Pursuant to the Court’s holdings in Faragher v. City of Boca Raton, 524 U.S. 775 (1998), and Burlington Industries, Inc. v. Ellerth, 524 U.S. 742 (1998), employers may be held vicariously liable for harassment by “supervisors” of the alleged victim. If the alleged harasser is simply a co-worker, the employer is only liable if it was negligent in controlling working conditions.

In Vance v. Ball State University, No. 11-556 (June 24, 2013), plaintiff alleged that she was the victim of a racially hostile work environment created by an employee, whom plaintiff alleges was her supervisor, despite the fact that the alleged harasser did not have the power to hire, fire, demote, promote, transfer, or discipline plaintiff.

The trial court granted summary judgment in favor of the employer, finding that, because the alleged harasser did not have the power to take tangible employment actions against plaintiff, she was not a “supervisor.” In affirming this decision, the Seventh Circuit joined the First and Eighth Circuits, who had also held that that the definition of “supervisor” is limited to employees who have the power to “hire, fire, demote, promote, transfer, or discipline” the alleged victim. The Second, Fourth and Ninth Circuits had adopted the more “open-ended approach advocated by the EEOC’s Enforcement Guidance, which ties supervisor status to the ability to exercise significant direction over another’s daily work.” Id. at 9.

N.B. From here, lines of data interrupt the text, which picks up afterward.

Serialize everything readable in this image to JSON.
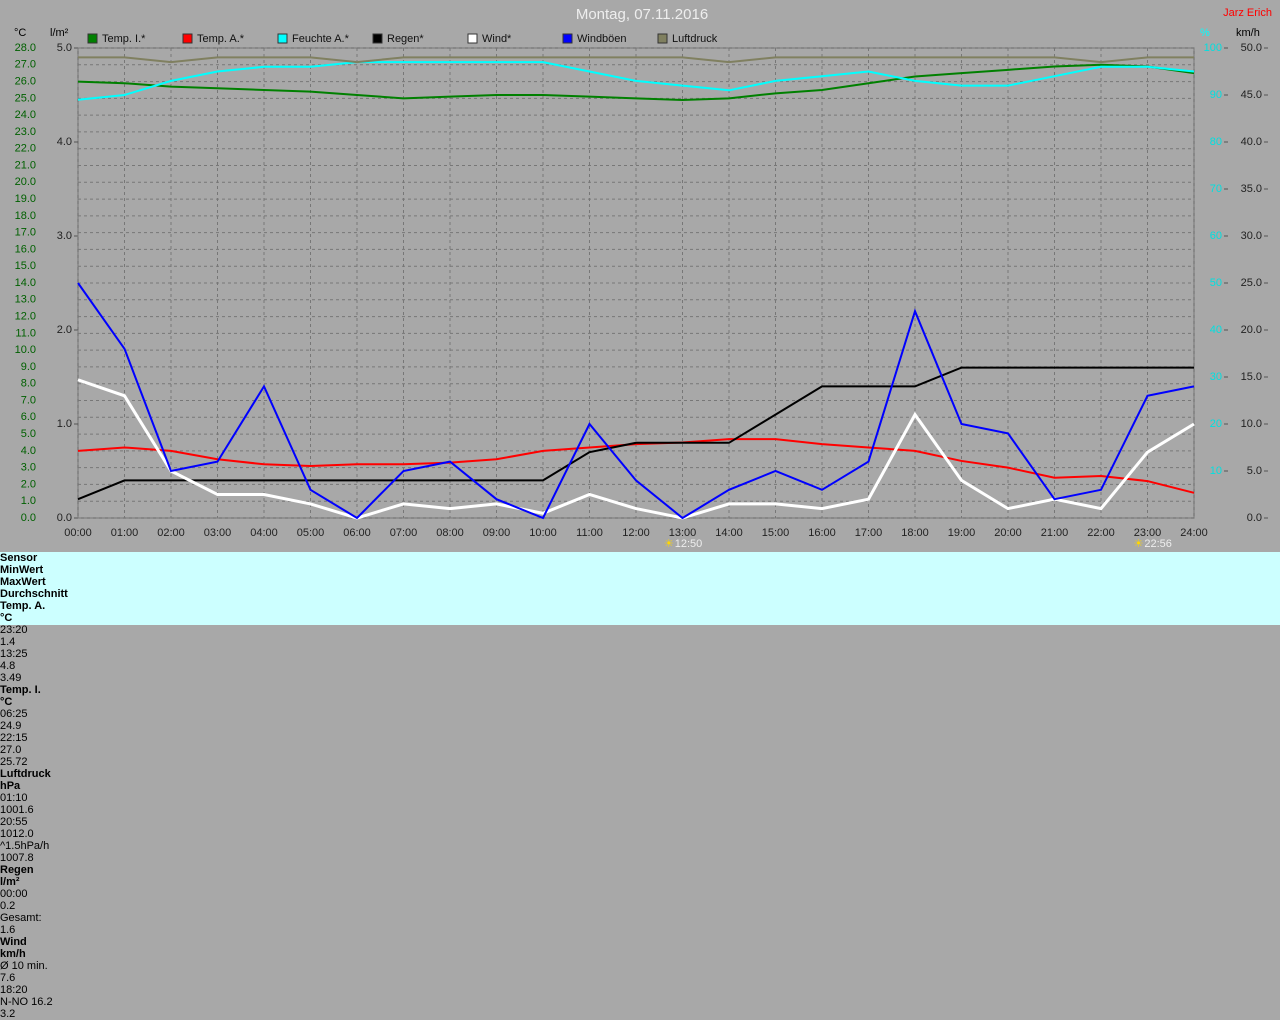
{
  "header": {
    "title": "Montag, 07.11.2016",
    "author": "Jarz Erich"
  },
  "chart_data": {
    "type": "line",
    "x": [
      "00:00",
      "01:00",
      "02:00",
      "03:00",
      "04:00",
      "05:00",
      "06:00",
      "07:00",
      "08:00",
      "09:00",
      "10:00",
      "11:00",
      "12:00",
      "13:00",
      "14:00",
      "15:00",
      "16:00",
      "17:00",
      "18:00",
      "19:00",
      "20:00",
      "21:00",
      "22:00",
      "23:00",
      "24:00"
    ],
    "ylabel": "°C",
    "y3label": "l/m²",
    "y4label": "%",
    "y2label": "km/h",
    "ylim": [
      0,
      28
    ],
    "yticks": [
      {
        "value": 0,
        "label": "0.0"
      },
      {
        "value": 1,
        "label": "1.0"
      },
      {
        "value": 2,
        "label": "2.0"
      },
      {
        "value": 3,
        "label": "3.0"
      },
      {
        "value": 4,
        "label": "4.0"
      },
      {
        "value": 5,
        "label": "5.0"
      },
      {
        "value": 6,
        "label": "6.0"
      },
      {
        "value": 7,
        "label": "7.0"
      },
      {
        "value": 8,
        "label": "8.0"
      },
      {
        "value": 9,
        "label": "9.0"
      },
      {
        "value": 10,
        "label": "10.0"
      },
      {
        "value": 11,
        "label": "11.0"
      },
      {
        "value": 12,
        "label": "12.0"
      },
      {
        "value": 13,
        "label": "13.0"
      },
      {
        "value": 14,
        "label": "14.0"
      },
      {
        "value": 15,
        "label": "15.0"
      },
      {
        "value": 16,
        "label": "16.0"
      },
      {
        "value": 17,
        "label": "17.0"
      },
      {
        "value": 18,
        "label": "18.0"
      },
      {
        "value": 19,
        "label": "19.0"
      },
      {
        "value": 20,
        "label": "20.0"
      },
      {
        "value": 21,
        "label": "21.0"
      },
      {
        "value": 22,
        "label": "22.0"
      },
      {
        "value": 23,
        "label": "23.0"
      },
      {
        "value": 24,
        "label": "24.0"
      },
      {
        "value": 25,
        "label": "25.0"
      },
      {
        "value": 26,
        "label": "26.0"
      },
      {
        "value": 27,
        "label": "27.0"
      },
      {
        "value": 28,
        "label": "28.0"
      }
    ],
    "y3lim": [
      0,
      5
    ],
    "y3ticks": [
      {
        "value": 0,
        "label": "0.0"
      },
      {
        "value": 1,
        "label": "1.0"
      },
      {
        "value": 2,
        "label": "2.0"
      },
      {
        "value": 3,
        "label": "3.0"
      },
      {
        "value": 4,
        "label": "4.0"
      },
      {
        "value": 5,
        "label": "5.0"
      }
    ],
    "y4lim": [
      0,
      100
    ],
    "y4ticks": [
      10,
      20,
      30,
      40,
      50,
      60,
      70,
      80,
      90,
      100
    ],
    "y2lim": [
      0,
      50
    ],
    "y2ticks": [
      {
        "value": 0,
        "label": "0.0"
      },
      {
        "value": 5,
        "label": "5.0"
      },
      {
        "value": 10,
        "label": "10.0"
      },
      {
        "value": 15,
        "label": "15.0"
      },
      {
        "value": 20,
        "label": "20.0"
      },
      {
        "value": 25,
        "label": "25.0"
      },
      {
        "value": 30,
        "label": "30.0"
      },
      {
        "value": 35,
        "label": "35.0"
      },
      {
        "value": 40,
        "label": "40.0"
      },
      {
        "value": 45,
        "label": "45.0"
      },
      {
        "value": 50,
        "label": "50.0"
      }
    ],
    "grid": true,
    "series": [
      {
        "name": "Temp. I.*",
        "color": "#008000",
        "axis": "y",
        "values": [
          26.0,
          25.9,
          25.7,
          25.6,
          25.5,
          25.4,
          25.2,
          25.0,
          25.1,
          25.2,
          25.2,
          25.1,
          25.0,
          24.9,
          25.0,
          25.3,
          25.5,
          25.9,
          26.3,
          26.5,
          26.7,
          26.9,
          27.0,
          26.9,
          26.5
        ]
      },
      {
        "name": "Temp. A.*",
        "color": "#ff0000",
        "axis": "y",
        "values": [
          4.0,
          4.2,
          4.0,
          3.5,
          3.2,
          3.1,
          3.2,
          3.2,
          3.3,
          3.5,
          4.0,
          4.2,
          4.4,
          4.5,
          4.7,
          4.7,
          4.4,
          4.2,
          4.0,
          3.4,
          3.0,
          2.4,
          2.5,
          2.2,
          1.5
        ]
      },
      {
        "name": "Feuchte A.*",
        "color": "#00ffff",
        "axis": "y4",
        "values": [
          89,
          90,
          93,
          95,
          96,
          96,
          97,
          97,
          97,
          97,
          97,
          95,
          93,
          92,
          91,
          93,
          94,
          95,
          93,
          92,
          92,
          94,
          96,
          96,
          95
        ]
      },
      {
        "name": "Regen*",
        "color": "#000000",
        "axis": "y3",
        "values": [
          0.2,
          0.4,
          0.4,
          0.4,
          0.4,
          0.4,
          0.4,
          0.4,
          0.4,
          0.4,
          0.4,
          0.7,
          0.8,
          0.8,
          0.8,
          1.1,
          1.4,
          1.4,
          1.4,
          1.6,
          1.6,
          1.6,
          1.6,
          1.6,
          1.6
        ]
      },
      {
        "name": "Wind*",
        "color": "#ffffff",
        "axis": "y2",
        "values": [
          14.7,
          13,
          5,
          2.5,
          2.5,
          1.5,
          0,
          1.5,
          1,
          1.5,
          0.5,
          2.5,
          1,
          0,
          1.5,
          1.5,
          1,
          2,
          11,
          4,
          1,
          2,
          1,
          7,
          10
        ]
      },
      {
        "name": "Windböen",
        "color": "#0000ff",
        "axis": "y2",
        "values": [
          25,
          18,
          5,
          6,
          14,
          3,
          0,
          5,
          6,
          2,
          0,
          10,
          4,
          0,
          3,
          5,
          3,
          6,
          22,
          10,
          9,
          2,
          3,
          13,
          14
        ]
      },
      {
        "name": "Luftdruck",
        "color": "#808060",
        "axis": "y4",
        "values": [
          98,
          98,
          97,
          98,
          98,
          98,
          97,
          98,
          98,
          98,
          98,
          98,
          98,
          98,
          97,
          98,
          98,
          98,
          98,
          98,
          98,
          98,
          97,
          98,
          98
        ]
      }
    ],
    "annotations": [
      "12:50",
      "22:56"
    ]
  },
  "stats": {
    "sensor": {
      "title": "Sensor",
      "rows": [
        "MinWert",
        "MaxWert",
        "Durchschnitt"
      ]
    },
    "blocks": [
      {
        "title": "Temp. A.",
        "unit": "°C",
        "rows": [
          {
            "time": "23:20",
            "value": "1.4"
          },
          {
            "time": "13:25",
            "value": "4.8"
          },
          {
            "value": "3.49"
          }
        ]
      },
      {
        "title": "Temp. I.",
        "unit": "°C",
        "rows": [
          {
            "time": "06:25",
            "value": "24.9"
          },
          {
            "time": "22:15",
            "value": "27.0"
          },
          {
            "value": "25.72"
          }
        ]
      },
      {
        "title": "Luftdruck",
        "unit": "hPa",
        "rows": [
          {
            "time": "01:10",
            "value": "1001.6"
          },
          {
            "time": "20:55",
            "value": "1012.0"
          },
          {
            "time": "^1.5hPa/h",
            "value": "1007.8"
          }
        ]
      },
      {
        "title": "Regen",
        "unit": "l/m²",
        "rows": [
          {},
          {
            "time": "00:00",
            "value": "0.2"
          },
          {
            "time": "Gesamt:",
            "value": "1.6"
          }
        ]
      },
      {
        "title": "Wind",
        "unit": "km/h",
        "rows": [
          {
            "time": "Ø 10 min.",
            "value": "7.6"
          },
          {
            "time": "18:20",
            "value": "N-NO 16.2"
          },
          {
            "value": "3.2"
          }
        ]
      }
    ]
  }
}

In a 5-4 decision, the Court affirmed the decision of the Seventh Circuit and held that, for Title VII harassment liability, a supervisor is one who has the power to take a tangible employment action against the plaintiff. The decision resolves the split among the circuits as to who is a “supervisor” for purposes of Title VII harassment liability. The Court reasoned that because the term “supervisor” is not a statutorily defined concept, “the way to understand the meaning of the term ‘supervisor’ for present purposes is to consider the interpretation that best fits within the highly structured framework that [Faragher and Ellerth] adopted.” Id. at 14. Upon review of the Faragher and Ellerth decisions it is clear that they “contemplate a unitary category of supervisors. . . There is no hint in either decision that the Court had in mind two categories of supervisors: first, those who have such authority and, second, those who, although lacking this power, nevertheless have the ability to direct a co-workers’ labor to some ill-defined degree.” Id. at 10. Notably, the Court refused to give deference to the EEOC’s Enforcement Guidance definition, finding it “a study in ambiguity.”

The Court’s ruling simplifies the issues that must be decided by a jury as the determination of whether an employee is a supervisor “can very often be resolved as a matter of law before trial.” Id. at 22. In addition, because the Court expressly rejected the EEOC’s Enforcement Guidance, the agency will now have to issue new guidance that is consistent with the Court’s ruling.